Integrity.

in·teg·ri·ty

noun/in?tegrit?/?

The quality of being honest and having strong moral principles; moral uprightness.

That’s how the dictionary defines integrity. But whenever it comes up in conversation, I tend to define it like this:

A person who has integrity lives his or her life like everything he or she ever does and says will be dug up by a good newspaper reporter, unexpectedly. He or she simply doesn’t do or say anything that he or she would not be able to explain — NAY — defend if the thing done or said were, in fact, exposed. He or she doesn’t do or say things privately that are inconsistent with his or her public image. He or she doesn’t misrepresent him or herself.

Most of the women and men who choose otherwise won’t be discovered, ever. What they’ve said and done won’t show up in the paper. If their lies, for instance, are uncovered by someone, I bet it’s even more likely that that person will call them out for it privately, or in a sector so small that their being called out for it won’t rip the rug of their lives out from under them. But that isn’t the point.

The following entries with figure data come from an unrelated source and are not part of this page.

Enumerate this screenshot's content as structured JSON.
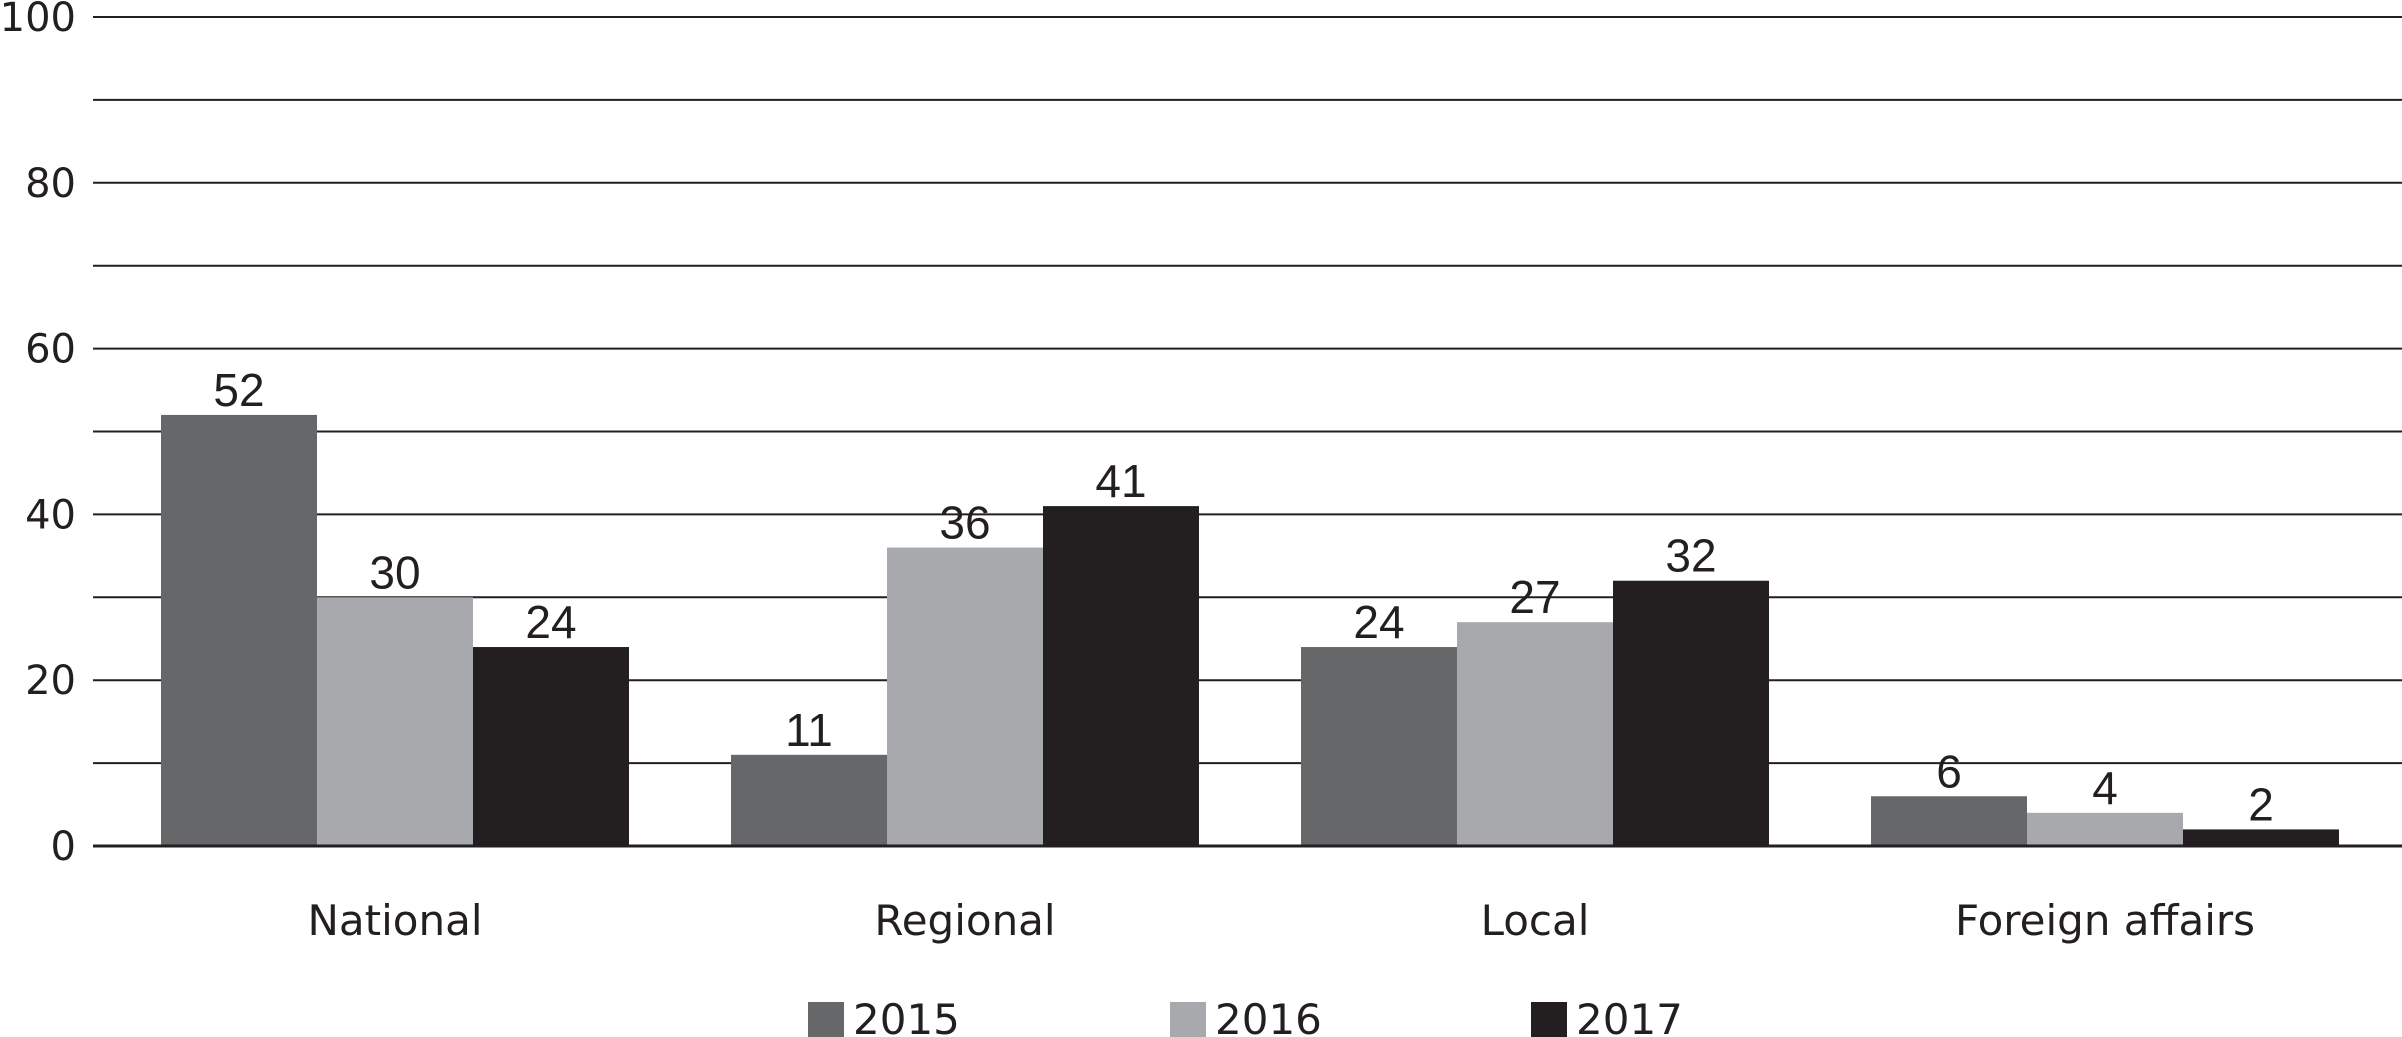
{
  "chart_data": {
    "type": "bar",
    "categories": [
      "National",
      "Regional",
      "Local",
      "Foreign affairs"
    ],
    "series": [
      {
        "name": "2015",
        "color": "#666769",
        "values": [
          52,
          11,
          24,
          6
        ]
      },
      {
        "name": "2016",
        "color": "#a7a9ac",
        "values": [
          30,
          36,
          27,
          4
        ]
      },
      {
        "name": "2017",
        "color": "#231f20",
        "values": [
          24,
          41,
          32,
          2
        ]
      }
    ],
    "value_labels": [
      [
        "52",
        "11",
        "24",
        "6"
      ],
      [
        "30",
        "36",
        "27",
        "4"
      ],
      [
        "24",
        "41",
        "32",
        "2"
      ]
    ],
    "title": "",
    "xlabel": "",
    "ylabel": "",
    "ylim": [
      0,
      100
    ],
    "yticks": [
      "0",
      "20",
      "40",
      "60",
      "80",
      "100"
    ],
    "grid": true,
    "legend_position": "bottom"
  }
}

I don’t suggest living like a reporter will dig up our dirt so we sound good if a reporter actually writes about us. I suggest it because when we are in-authentic, in-credible and dishonest, we do a deeper disservice to our families, our friends and ourselves than a single story in the paper could convey. And for the flippin’ love of Pete, it’s the right thing to do. In the long run, we live life the hard way when we decide to manipulate our worlds so we can do whatever we want while we appear to be doing something completely different. We damage our families and friends if we’re discovered, and we damage them if we’re not (because how true is your love if nobody knows the person from whom it is given?).